Your RIM device would usually be associated with your official address, say ram.rao@maruti.com. But you'd also have a BlackBerry email address, like ramrao@airtel.blackberry.com, which you'd use to originate a BlackBerry-only mail. Even then, RIM would record who the mail was sent by, to, and when.

So there are records with BlackBerry email, and they're like mobile-phone call records (which store who called whom, when, and for how long, for billing). RIM records who sent mail, when, and to whom. The content, however, is strongly encrypted.

But our terrorist isn't using a BlackBerry. He's using Gmail, and he's not even sending the mail: he's just using draft mode to read and reply. So our agencies don't stand a chance of “intercepting” that mail. Even if they're on to him, they don't know what ID he's using. And then they don't have the Gmail login ID. If they get that, then getting Google or Yahoo to give them access will take months, with all the protocol, Interpol, and the rest....by which time that account would have been closed, and the deed done.

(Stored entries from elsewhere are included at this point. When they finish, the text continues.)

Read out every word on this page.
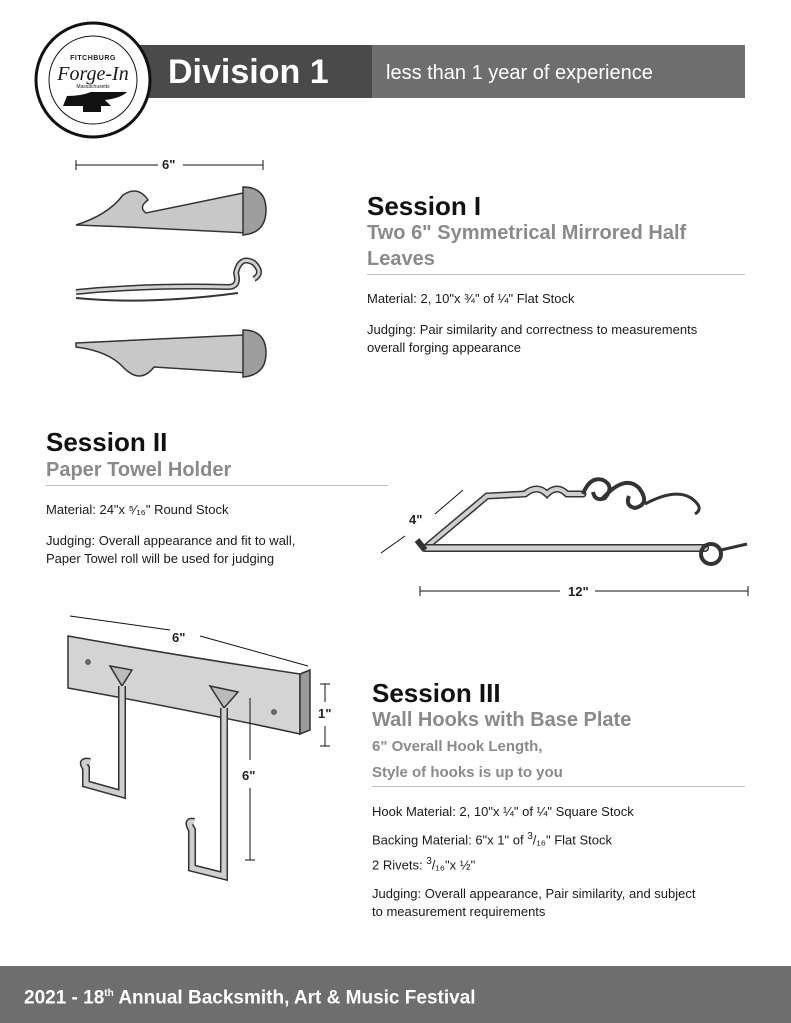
Division 1	less than 1 year of experience
FITCHBURG
Forge-In
Massachusetts
6"
Session I
Two 6" Symmetrical Mirrored Half
Leaves
Material: 2, 10"x ¾" of ¼" Flat Stock
Judging: Pair similarity and correctness to measurements
overall forging appearance
Session II
Paper Towel Holder
Material: 24"x ⁵⁄₁₆" Round Stock
Judging: Overall appearance and fit to wall,
Paper Towel roll will be used for judging
4"
12"
6"
1"
6"
Session III
Wall Hooks with Base Plate
6" Overall Hook Length,
Style of hooks is up to you
Hook Material: 2, 10"x ¼" of ¼" Square Stock
Backing Material: 6"x 1" of $^3$/₁₆" Flat Stock
2 Rivets: $^3$/₁₆"x ½"
Judging: Overall appearance, Pair similarity, and subject
to measurement requirements
2021 - 18th Annual Backsmith, Art & Music Festival
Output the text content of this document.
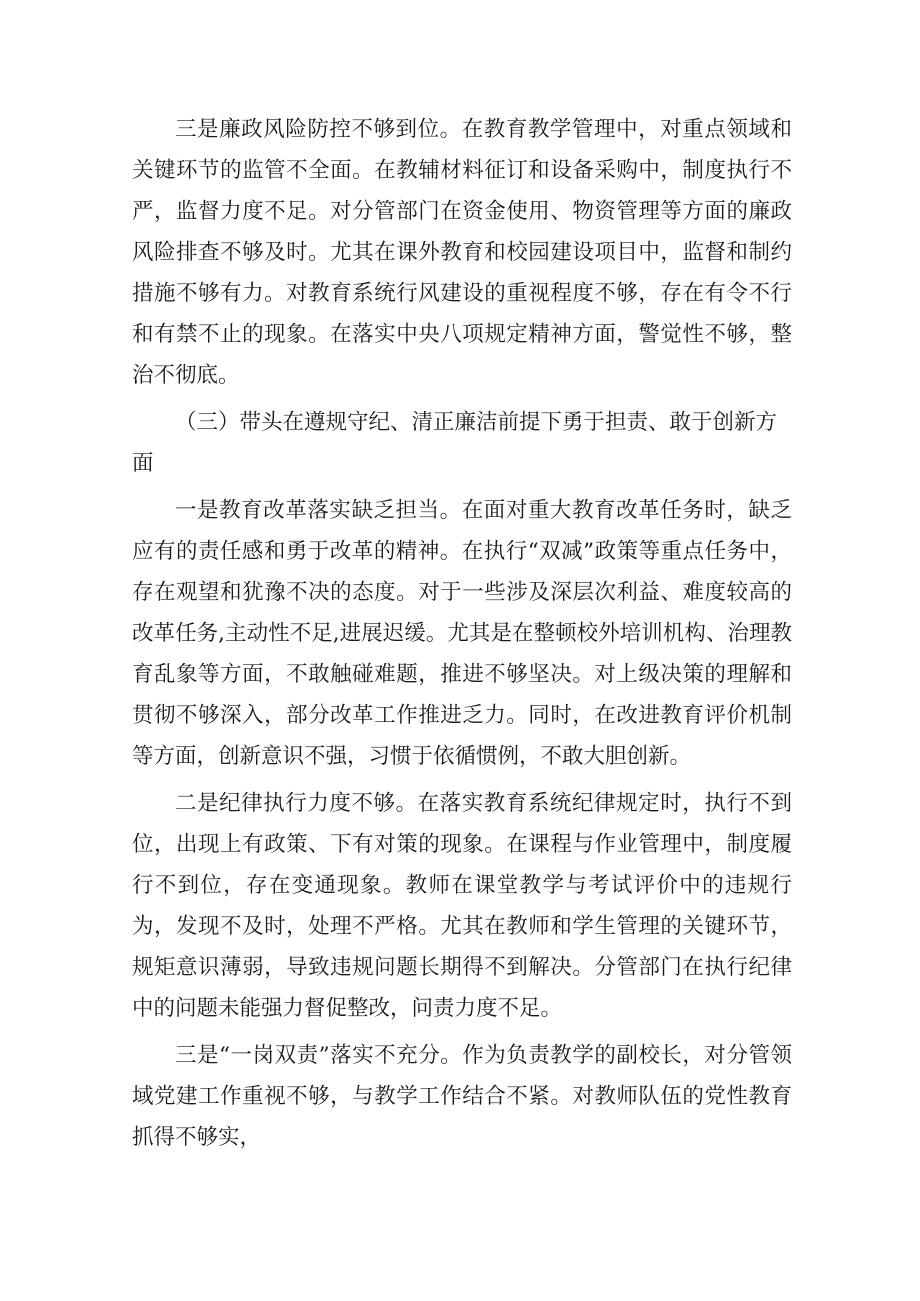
三是廉政风险防控不够到位。在教育教学管理中，对重点领域和关键环节的监管不全面。在教辅材料征订和设备采购中，制度执行不严，监督力度不足。对分管部门在资金使用、物资管理等方面的廉政风险排查不够及时。尤其在课外教育和校园建设项目中，监督和制约措施不够有力。对教育系统行风建设的重视程度不够，存在有令不行和有禁不止的现象。在落实中央八项规定精神方面，警觉性不够，整治不彻底。

（三）带头在遵规守纪、清正廉洁前提下勇于担责、敢于创新方面

一是教育改革落实缺乏担当。在面对重大教育改革任务时，缺乏应有的责任感和勇于改革的精神。在执行“双减”政策等重点任务中，存在观望和犹豫不决的态度。对于一些涉及深层次利益、难度较高的改革任务,主动性不足,进展迟缓。尤其是在整顿校外培训机构、治理教育乱象等方面，不敢触碰难题，推进不够坚决。对上级决策的理解和贯彻不够深入，部分改革工作推进乏力。同时，在改进教育评价机制等方面，创新意识不强，习惯于依循惯例，不敢大胆创新。

二是纪律执行力度不够。在落实教育系统纪律规定时，执行不到位，出现上有政策、下有对策的现象。在课程与作业管理中，制度履行不到位，存在变通现象。教师在课堂教学与考试评价中的违规行为，发现不及时，处理不严格。尤其在教师和学生管理的关键环节，规矩意识薄弱，导致违规问题长期得不到解决。分管部门在执行纪律中的问题未能强力督促整改，问责力度不足。

三是“一岗双责”落实不充分。作为负责教学的副校长，对分管领域党建工作重视不够，与教学工作结合不紧。对教师队伍的党性教育抓得不够实，
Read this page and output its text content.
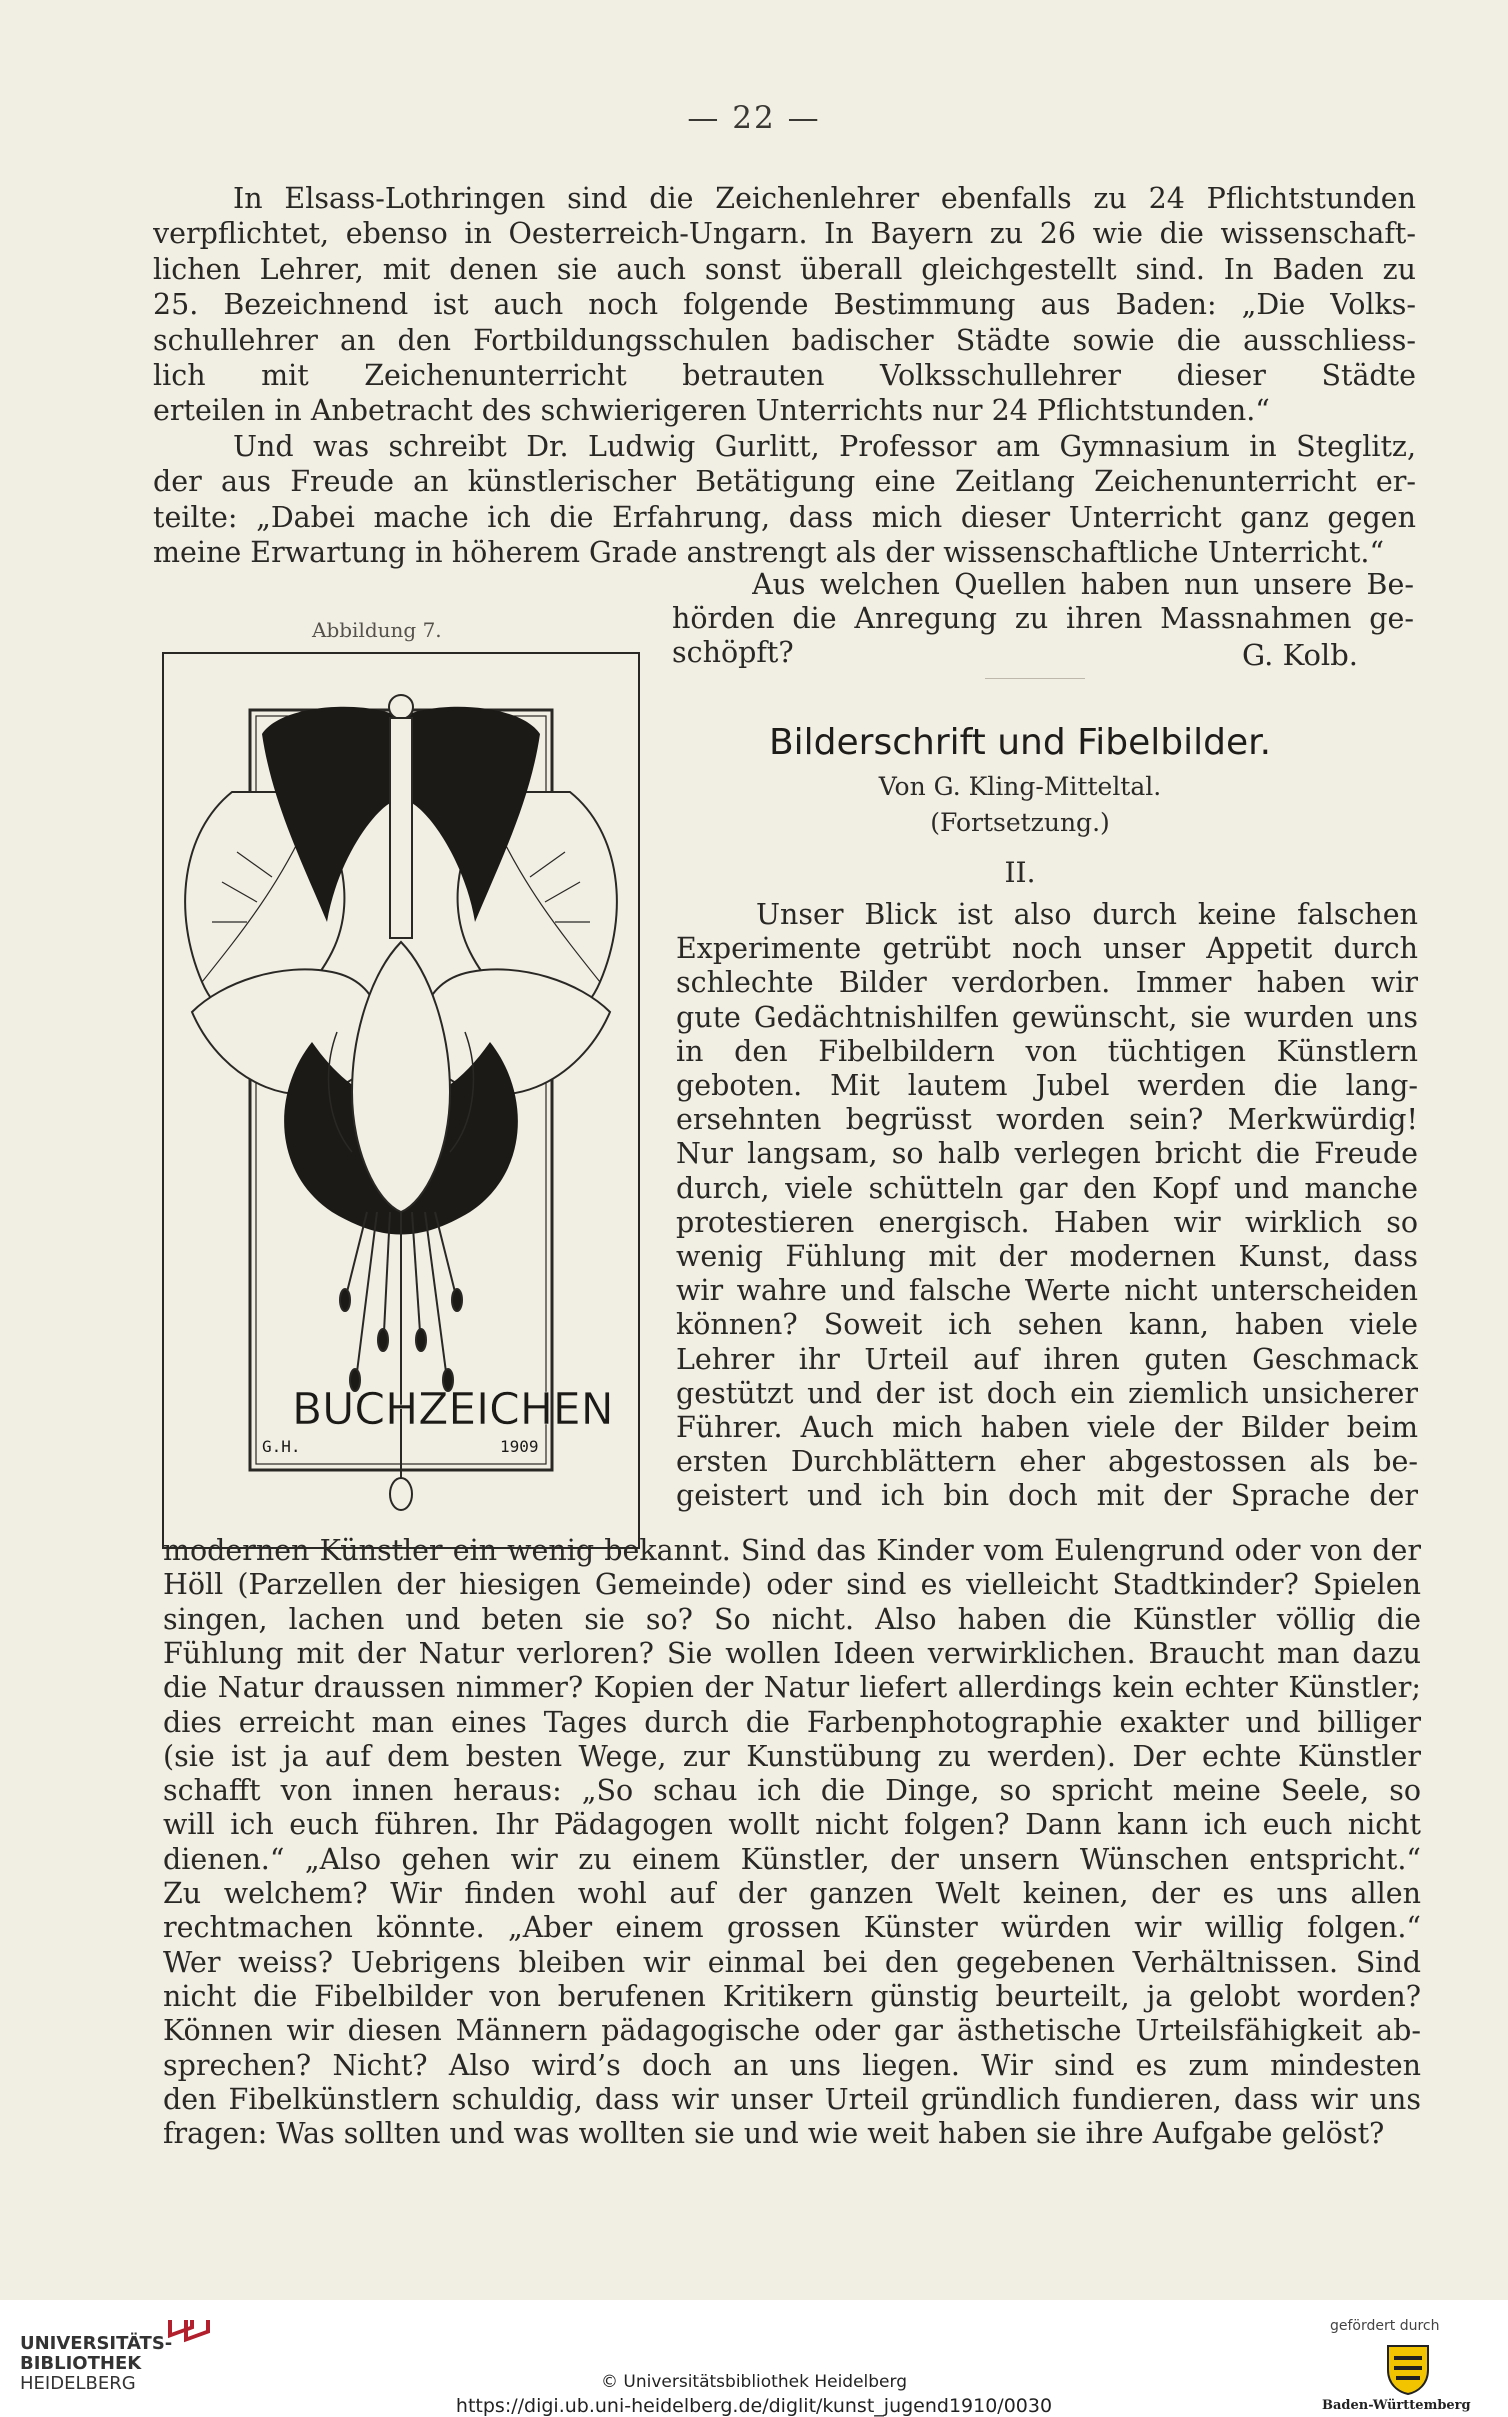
— 22 —
In Elsass-Lothringen sind die Zeichenlehrer ebenfalls zu 24 Pflichtstunden
verpflichtet, ebenso in Oesterreich-Ungarn. In Bayern zu 26 wie die wissenschaft-
lichen Lehrer, mit denen sie auch sonst überall gleichgestellt sind. In Baden zu
25. Bezeichnend ist auch noch folgende Bestimmung aus Baden: „Die Volks-
schullehrer an den Fortbildungsschulen badischer Städte sowie die ausschliess-
lich mit Zeichenunterricht betrauten Volksschullehrer dieser Städte
erteilen in Anbetracht des schwierigeren Unterrichts nur 24 Pflichtstunden.“
Und was schreibt Dr. Ludwig Gurlitt, Professor am Gymnasium in Steglitz,
der aus Freude an künstlerischer Betätigung eine Zeitlang Zeichenunterricht er-
teilte: „Dabei mache ich die Erfahrung, dass mich dieser Unterricht ganz gegen
meine Erwartung in höherem Grade anstrengt als der wissenschaftliche Unterricht.“
Aus welchen Quellen haben nun unsere Be-
hörden die Anregung zu ihren Massnahmen ge-
schöpft?	G. Kolb.
Abbildung 7.
BUCHZEICHEN
G.H.	1909
Bilderschrift und Fibelbilder.
Von G. Kling-Mitteltal.
(Fortsetzung.)
II.
Unser Blick ist also durch keine falschen
Experimente getrübt noch unser Appetit durch
schlechte Bilder verdorben. Immer haben wir
gute Gedächtnishilfen gewünscht, sie wurden uns
in den Fibelbildern von tüchtigen Künstlern
geboten. Mit lautem Jubel werden die lang-
ersehnten begrüsst worden sein? Merkwürdig!
Nur langsam, so halb verlegen bricht die Freude
durch, viele schütteln gar den Kopf und manche
protestieren energisch. Haben wir wirklich so
wenig Fühlung mit der modernen Kunst, dass
wir wahre und falsche Werte nicht unterscheiden
können? Soweit ich sehen kann, haben viele
Lehrer ihr Urteil auf ihren guten Geschmack
gestützt und der ist doch ein ziemlich unsicherer
Führer. Auch mich haben viele der Bilder beim
ersten Durchblättern eher abgestossen als be-
geistert und ich bin doch mit der Sprache der
modernen Künstler ein wenig bekannt. Sind das Kinder vom Eulengrund oder von der
Höll (Parzellen der hiesigen Gemeinde) oder sind es vielleicht Stadtkinder? Spielen
singen, lachen und beten sie so? So nicht. Also haben die Künstler völlig die
Fühlung mit der Natur verloren? Sie wollen Ideen verwirklichen. Braucht man dazu
die Natur draussen nimmer? Kopien der Natur liefert allerdings kein echter Künstler;
dies erreicht man eines Tages durch die Farbenphotographie exakter und billiger
(sie ist ja auf dem besten Wege, zur Kunstübung zu werden). Der echte Künstler
schafft von innen heraus: „So schau ich die Dinge, so spricht meine Seele, so
will ich euch führen. Ihr Pädagogen wollt nicht folgen? Dann kann ich euch nicht
dienen.“ „Also gehen wir zu einem Künstler, der unsern Wünschen entspricht.“
Zu welchem? Wir finden wohl auf der ganzen Welt keinen, der es uns allen
rechtmachen könnte. „Aber einem grossen Künster würden wir willig folgen.“
Wer weiss? Uebrigens bleiben wir einmal bei den gegebenen Verhältnissen. Sind
nicht die Fibelbilder von berufenen Kritikern günstig beurteilt, ja gelobt worden?
Können wir diesen Männern pädagogische oder gar ästhetische Urteilsfähigkeit ab-
sprechen? Nicht? Also wird’s doch an uns liegen. Wir sind es zum mindesten
den Fibelkünstlern schuldig, dass wir unser Urteil gründlich fundieren, dass wir uns
fragen: Was sollten und was wollten sie und wie weit haben sie ihre Aufgabe gelöst?
UNIVERSITÄTS-
BIBLIOTHEK
HEIDELBERG	© Universitätsbibliothek Heidelberg
https://digi.ub.uni-heidelberg.de/diglit/kunst_jugend1910/0030
gefördert durch
Baden-Württemberg
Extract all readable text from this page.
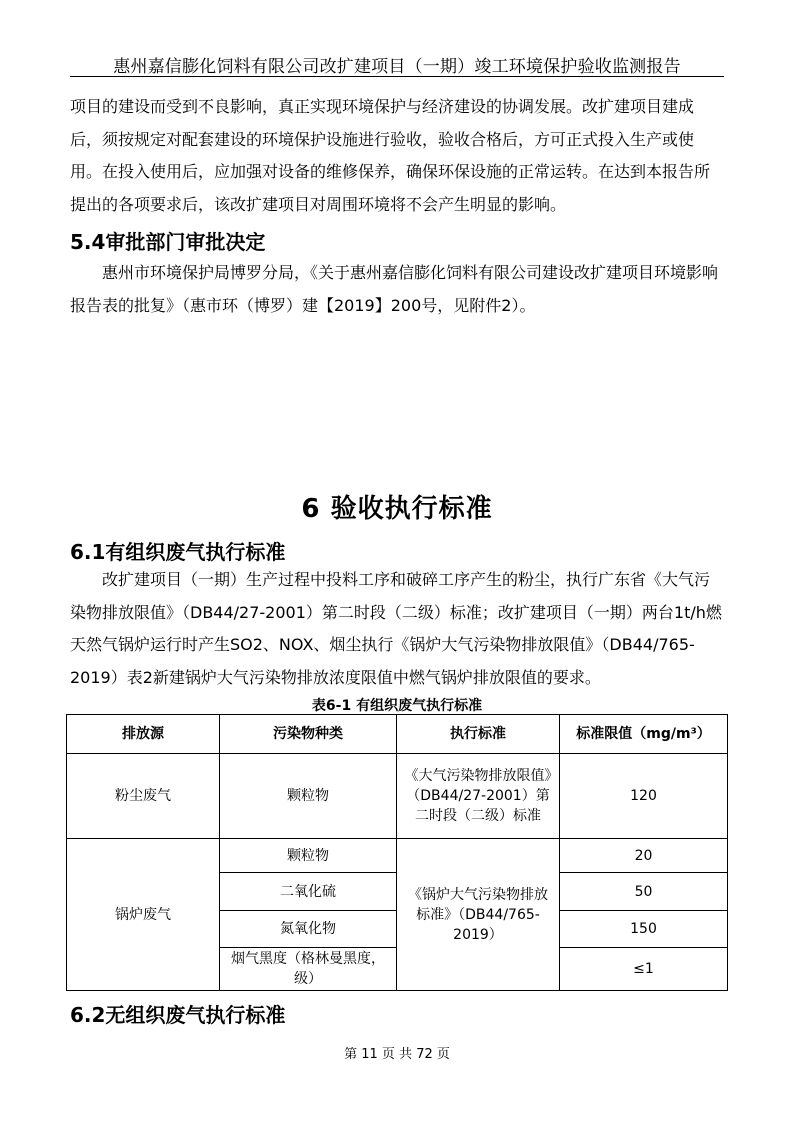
惠州嘉信膨化饲料有限公司改扩建项目（一期）竣工环境保护验收监测报告

项目的建设而受到不良影响，真正实现环境保护与经济建设的协调发展。改扩建项目建成后，须按规定对配套建设的环境保护设施进行验收，验收合格后，方可正式投入生产或使用。在投入使用后，应加强对设备的维修保养，确保环保设施的正常运转。在达到本报告所提出的各项要求后，该改扩建项目对周围环境将不会产生明显的影响。

5.4审批部门审批决定

惠州市环境保护局博罗分局，《关于惠州嘉信膨化饲料有限公司建设改扩建项目环境影响报告表的批复》（惠市环（博罗）建【2019】200号，见附件2）。

6 验收执行标准
6.1有组织废气执行标准

改扩建项目（一期）生产过程中投料工序和破碎工序产生的粉尘，执行广东省《大气污染物排放限值》（DB44/27-2001）第二时段（二级）标准；改扩建项目（一期）两台1t/h燃天然气锅炉运行时产生SO2、NOX、烟尘执行《锅炉大气污染物排放限值》（DB44/765-2019）表2新建锅炉大气污染物排放浓度限值中燃气锅炉排放限值的要求。

表6-1 有组织废气执行标准
排放源	污染物种类	执行标准	标准限值（mg/m³）
粉尘废气	颗粒物	《大气污染物排放限值》（DB44/27-2001）第二时段（二级）标准	120
锅炉废气	颗粒物	《锅炉大气污染物排放标准》（DB44/765-2019）	20
	二氧化硫		50
	氮氧化物		150
	烟气黑度（格林曼黑度，级）		≤1
6.2无组织废气执行标准
第 11 页 共 72 页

Which is why India is wasting its time chasing BlackBerry. It should first figure out what to do with the mail systems terrorist do use, with foreign mail servers. Should it demand that all such servers be based in India? Google and Yahoo won't agree. So that would cut us off from the best of Internet mail systems. In fact, why not go further down that path, like China...and cut off the Internet? Route everything through a tightly-controlled gateway and firewall, and ensure that all servers are within China. And jail or shoot all dissidents, for good measure.

There are bigger dangers down the road that Saudi Arabia and India are treading. One, government officials are major users of BlackBerry mail. Do they really want to push RIM into a corner where it starts offering decryption to any government which asks? What then stops it from offering to decrypt Indian emails for China or Pakistan, if enough pressure is brought to bear on it?

To no one's surprise, countries most proficient at cracking down on dissents and censoring local media have been the most active in squeezing RIM. Like China, Saudi Arabia polices the internet, blocking access to sites with political and adult content.

India, unfortunately, seems to be trying to join this not-so-elite club.